高齢者の自転車安全教室

大型トラックの巻き込み事故を体験

「体の衰えを知ることも大事」とお巡りさん(4月9日・火)

 トラックの死角を点検する参加者大曲署と大曲地区交通安全協会では9日、大曲自動車学校を会場に高齢者を対象とした「自転車安全教室」を開いた。気軽に乗れる自転車も交通マナーを無視したり、体のバランス感覚が衰えているのを知らずに乗り回そうとするといかに危険かを知ってもらおうと開いた。65歳以上の人たち40人が参加した。県警本部から坂口正芳本部長の視察もあった。

 はじめに渡辺孝雄大曲警察署長が「昨年は75人の方が交通事故で亡くなったが、そのうち31人が高齢者だった。交通事故は一方的に車が悪いだけでなく、歩行者、自転車にも落ち度があったりする。今日は自転車の安全な乗り方を学び、参加できなかった方にもその方法を伝えてもらいたい」と呼びかけた。そして自動車学校の教習コースに出て、女性警察官が講師となって車の特性である内輪差や死角を大型トラックと普通乗用車を使って体験させた。

 大型トラックは左折する時、交差点の角に立っている人や自転車を巻き込んで事故を起こす事が多い。交差点の角に工事用のポストコーンを置いてどんなふうに巻き込んでいくかを実際に見せた。参加者は後輪に巻き込まれ、つぶれるポストコーンを見ながら「オーッ」とビックリしていた。さらに大型トラックのそばに立ってもらったり、普通車の周りに3台の自転車を置き、その死角を体験させた。死角の多い大型トラックはミラーでそれを補うようにしているが、車の後ろや運転席のすぐ下に立たれると人は見えない。普通車でも左斜め後ろ1.5メートルほどの所に自転車を置くと、死角に入って運転席のバックミラーからもサイドミラーからも見えない。参加者一人ひとりが車に乗って見えないのを確認していた。そして三森自転車店の三森龍一さんが自転車に乗る前の安全点検の方法を指導した。

 終わってからは同自動車学校に備えられているシートベルトコンビンサーに乗って参加者全員が衝突体験を受けた。車と同じシートに2人乗って、15キロのスピードで衝突した時の衝撃を体験するのだが、ドスーンと激しい衝撃音と同時に衝突した瞬間、シートベルトが前のめりにならないようしっかりと体を抑えた。だれもが「オーッ!」と悲鳴をあげ、顔色を変えたが「15キロのスピードでもこんな衝撃を受けるとは。シートベルトの威力ってすごい」と顔を見合わせていた。

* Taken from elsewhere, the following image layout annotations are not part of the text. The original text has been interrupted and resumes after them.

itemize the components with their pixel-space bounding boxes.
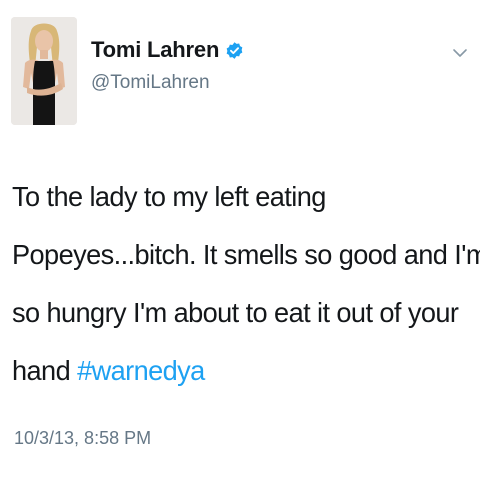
tweet-text-line: To the lady to my left eating [12,181,326,212]
tweet-text: To the lady to my left eating Popeyes...… [12,168,480,400]
tweet-text-line: hand #warnedya [12,342,458,400]
author-handle[interactable]: @TomiLahren [91,71,210,95]
verified-badge-icon [225,41,244,60]
tweet-text-fragment: hand [12,355,78,386]
profile-photo-icon [11,17,77,125]
display-name[interactable]: Tomi Lahren [91,35,219,65]
tweet-text-line: so hungry I'm about to eat it out of you… [12,297,459,328]
tweet-text-line: Popeyes...bitch. It smells so good and I… [12,239,480,270]
chevron-down-icon[interactable] [452,47,468,59]
tweet-card: Tomi Lahren @TomiLahren To the lady to m… [0,0,480,480]
tweet-timestamp[interactable]: 10/3/13, 8:58 PM [14,426,151,450]
hashtag-link[interactable]: #warnedya [77,355,205,386]
avatar[interactable] [11,17,77,125]
author-name-row[interactable]: Tomi Lahren [91,35,244,65]
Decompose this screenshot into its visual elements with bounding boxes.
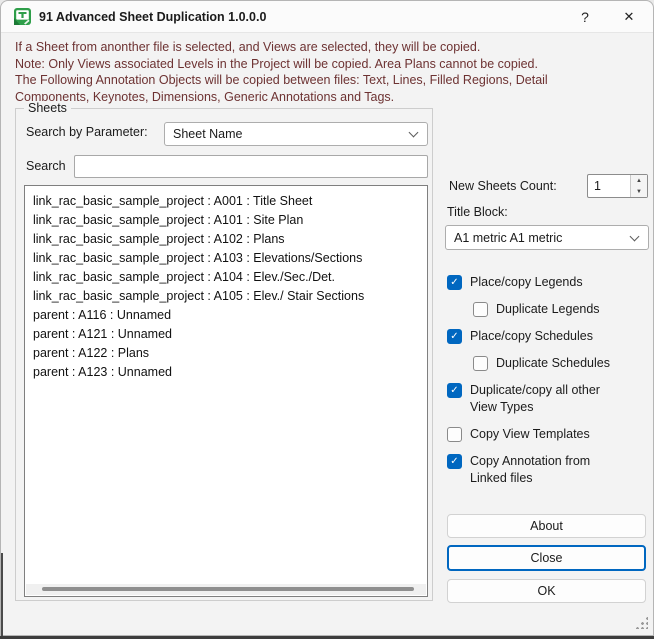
checkbox-label[interactable]: Place/copy Legends — [470, 274, 583, 291]
checkbox-label[interactable]: Place/copy Schedules — [470, 328, 593, 345]
sheet-list-item[interactable]: parent : A122 : Plans — [25, 344, 427, 363]
ok-button[interactable]: OK — [447, 579, 646, 603]
sheet-list-item[interactable]: link_rac_basic_sample_project : A104 : E… — [25, 268, 427, 287]
resize-grip[interactable] — [635, 616, 648, 629]
title-block-dropdown[interactable]: A1 metric A1 metric — [445, 225, 649, 250]
checkbox-checked[interactable]: ✓ — [447, 275, 462, 290]
search-parameter-value: Sheet Name — [173, 127, 243, 141]
new-sheets-count-value: 1 — [594, 179, 601, 193]
checkbox-row: Duplicate Legends — [473, 301, 649, 318]
horizontal-scrollbar-thumb[interactable] — [42, 587, 414, 591]
checkbox-checked[interactable]: ✓ — [447, 329, 462, 344]
title-block-value: A1 metric A1 metric — [454, 230, 563, 245]
sheets-groupbox: Sheets Search by Parameter: Sheet Name S… — [15, 101, 433, 601]
spinner-down-icon[interactable]: ▼ — [631, 186, 647, 197]
sheet-list-item[interactable]: link_rac_basic_sample_project : A001 : T… — [25, 192, 427, 211]
sheet-listbox[interactable]: link_rac_basic_sample_project : A001 : T… — [24, 185, 428, 597]
title-bar: 91 Advanced Sheet Duplication 1.0.0.0 ? … — [1, 1, 653, 33]
search-input[interactable] — [74, 155, 428, 178]
checkbox-row: ✓ Place/copy Legends — [447, 274, 649, 291]
options-checkbox-column: ✓ Place/copy Legends Duplicate Legends ✓ Pla… — [447, 274, 649, 497]
instruction-text: If a Sheet from anonther file is selecte… — [15, 39, 641, 105]
sheet-list-item[interactable]: link_rac_basic_sample_project : A101 : S… — [25, 211, 427, 230]
checkbox-row: ✓ Duplicate/copy all other View Types — [447, 382, 649, 416]
background-edge — [1, 553, 3, 637]
close-window-button[interactable]: ✕ — [607, 1, 651, 33]
checkbox-unchecked[interactable] — [447, 427, 462, 442]
spinner-up-icon[interactable]: ▲ — [631, 175, 647, 186]
spinner-buttons: ▲ ▼ — [630, 175, 647, 197]
checkbox-checked[interactable]: ✓ — [447, 383, 462, 398]
checkbox-label[interactable]: Duplicate/copy all other View Types — [470, 382, 622, 416]
window-title: 91 Advanced Sheet Duplication 1.0.0.0 — [39, 9, 267, 24]
instruction-line-3: The Following Annotation Objects will be… — [15, 73, 548, 87]
instruction-line-1: If a Sheet from anonther file is selecte… — [15, 40, 481, 54]
sheet-list-item[interactable]: link_rac_basic_sample_project : A103 : E… — [25, 249, 427, 268]
checkbox-unchecked[interactable] — [473, 302, 488, 317]
instruction-line-2: Note: Only Views associated Levels in th… — [15, 56, 538, 71]
sheet-list-item[interactable]: parent : A116 : Unnamed — [25, 306, 427, 325]
app-icon — [14, 8, 31, 25]
checkbox-unchecked[interactable] — [473, 356, 488, 371]
new-sheets-count-label: New Sheets Count: — [449, 179, 557, 193]
search-by-parameter-label: Search by Parameter: — [26, 125, 148, 139]
instruction-line-4: Components, Keynotes, Dimensions, Generi… — [15, 89, 395, 104]
checkbox-row: Copy View Templates — [447, 426, 649, 443]
search-label: Search — [26, 159, 66, 173]
title-block-label: Title Block: — [447, 205, 508, 219]
horizontal-scrollbar[interactable] — [26, 584, 426, 595]
sheet-list-item[interactable]: link_rac_basic_sample_project : A102 : P… — [25, 230, 427, 249]
checkbox-label[interactable]: Copy Annotation from Linked files — [470, 453, 622, 487]
checkbox-label[interactable]: Copy View Templates — [470, 426, 590, 443]
sheets-groupbox-label: Sheets — [24, 101, 71, 115]
checkbox-row: ✓ Place/copy Schedules — [447, 328, 649, 345]
about-button[interactable]: About — [447, 514, 646, 538]
sheet-list-item[interactable]: parent : A121 : Unnamed — [25, 325, 427, 344]
checkbox-row: Duplicate Schedules — [473, 355, 649, 372]
close-button[interactable]: Close — [447, 545, 646, 571]
sheet-list-item[interactable]: parent : A123 : Unnamed — [25, 363, 427, 382]
search-parameter-dropdown[interactable]: Sheet Name — [164, 122, 428, 146]
chevron-down-icon — [629, 231, 640, 241]
sheet-list: link_rac_basic_sample_project : A001 : T… — [25, 186, 427, 382]
help-button[interactable]: ? — [563, 1, 607, 33]
sheet-list-item[interactable]: link_rac_basic_sample_project : A105 : E… — [25, 287, 427, 306]
new-sheets-count-stepper[interactable]: 1 ▲ ▼ — [587, 174, 648, 198]
chevron-down-icon — [408, 127, 419, 138]
dialog-window: 91 Advanced Sheet Duplication 1.0.0.0 ? … — [0, 0, 654, 637]
checkbox-row: ✓ Copy Annotation from Linked files — [447, 453, 649, 487]
checkbox-checked[interactable]: ✓ — [447, 454, 462, 469]
checkbox-label[interactable]: Duplicate Legends — [496, 301, 600, 318]
checkbox-label[interactable]: Duplicate Schedules — [496, 355, 610, 372]
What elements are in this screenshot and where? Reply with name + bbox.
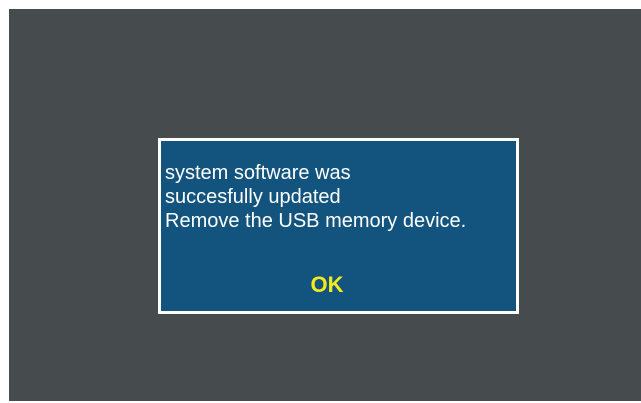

 大型トラックに巻き込まれるポストコーン最後は教室に入って女性警察官が「自転車の安全な乗り方」と題して講演。「年を取ると言うことは体の機能も落ちるということ。それは決して恥ずかしいことではない。むしろ体の衰えを知ることが大事で、無理をしないことです」と話しながら、交差点での右折の仕方や自転車に乗る時など行動を起こす前に「必ず後方の安全確認を」「黄色信号を無視して事故に遭った人もたくさんいる。信号は絶対に守って」などを強調していた。